Para ser clara, mi posición es que la disolución del Congreso estuvo fuera de la legalidad. La “negación fáctica” de la confianza no es una figura contemplada por la Constitución, sino una interpretación hecha por el gobierno y la única institución con autoridad para interpretar la Carta Magna es el Tribunal Constitucional. En esa línea, la conclusión lógica de la situación en la que nos encontramos sería que el TC defina si es que el análisis de Vizcarra fue correcto o no.

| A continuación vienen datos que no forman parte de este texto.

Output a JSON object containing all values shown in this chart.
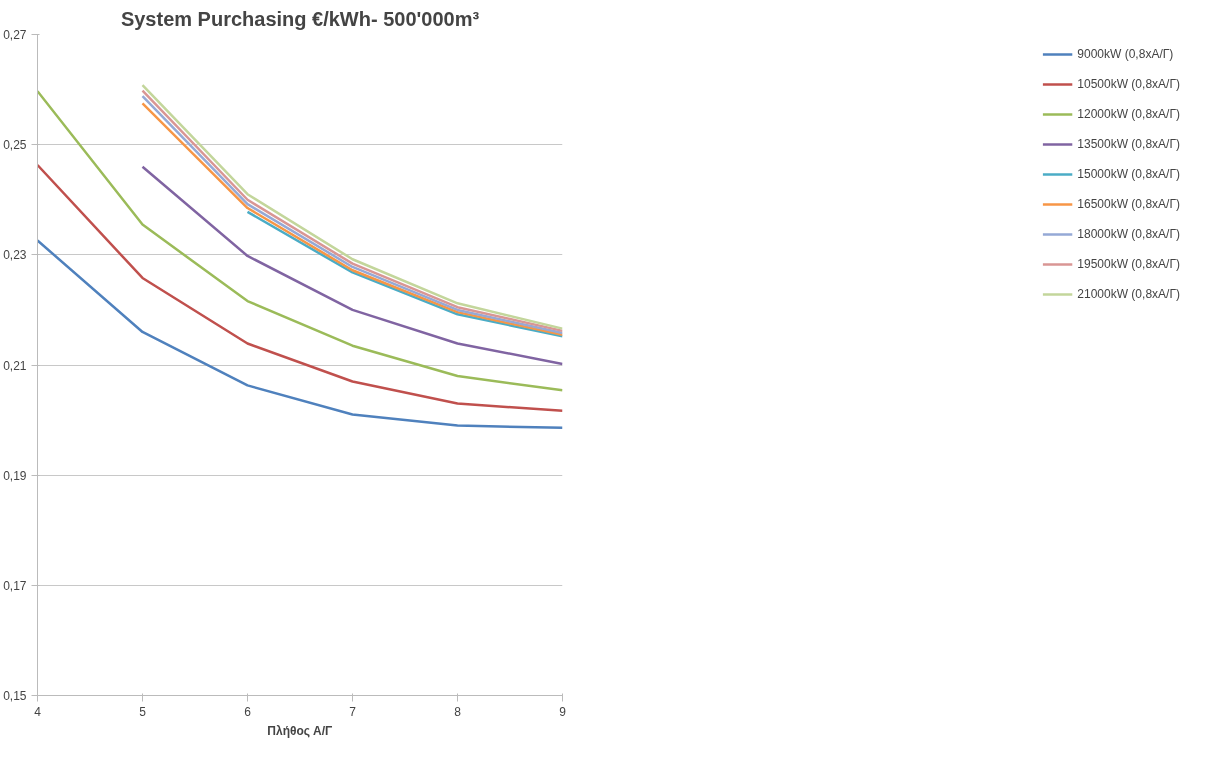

Por ello llama mucho la atención aquellas voces que descartan ese camino por considerarlo poco práctico. “Ya empezaron las elecciones”, “el país ya siguió su rumbo” y argumentos similares, hacen fila para justificar que en el Perú la institucionalidad se define de facto. Bajo esta lógica, si en el futuro hay dudas sobre la disolución de un poder del Estado, bastaría con que nadie pitee el tiempo suficiente, para dar la situación por bendecida por falta de hinchada en la tribuna.
Ahora bien, no existen solo los pragmáticos defensores del ‘ya para qué’. También hay quienes actúan proactivamente en contra de la demanda competencial, entre ellos, el propio gobierno.
-‘Fair play’-
En el fútbol existe el término ‘fair play’ o juego limpio para describir aquellas actitudes que, más allá del reglamento, reflejan los valores del deporte. Por ejemplo, botar la pelota al lateral si ves a un jugador del equipo rival lesionado.
El equivalente político de esta figura hubiese sido que Martín Vizcarra omita el título con el que Pedro Olaechea firmó la demanda competencial (presidente del Congreso) y deje que el recurso siga su camino en el TC. Sin embargo, el presidente optó por imponer su músculo y solicitar que se denuncie al presidente de la Permanente por usurpación de funciones –sugerencia que el procurador de la PCM aceptó con celeridad–.
Lo que parece decir el presidente con esta actitud es que el pronunciamiento del TC no es necesario y que su decisión ha estado más allá de cualquier duda razonable.
Si lo que el órgano constitucional va a decidir es si la disolución del Congreso fue válida o no, hay un universo paralelo en el que Olaechea aún es presidente del Legislativo. En el hipotético –e improbable– caso de que el TC falle en contra del Ejecutivo, el Parlamento no habría dejado nunca de existir y, por ende, la firma de Olaechea sería la correcta. Así, el presidente pudo haber esperado hasta luego de la sentencia del TC para tomar una decisión respecto a su rival político que esté avalada por una institución que no sea él mismo. Lastimosamente, no optó por ese camino.
Hoy, el Tribunal Constitucional tiene la inmensa responsabilidad de zanjar un capítulo delicado de nuestra historia. Esperemos que no escape a su deber frente a estos asuntos y que admita la demanda competencial respecto a la disolución del Parlamento.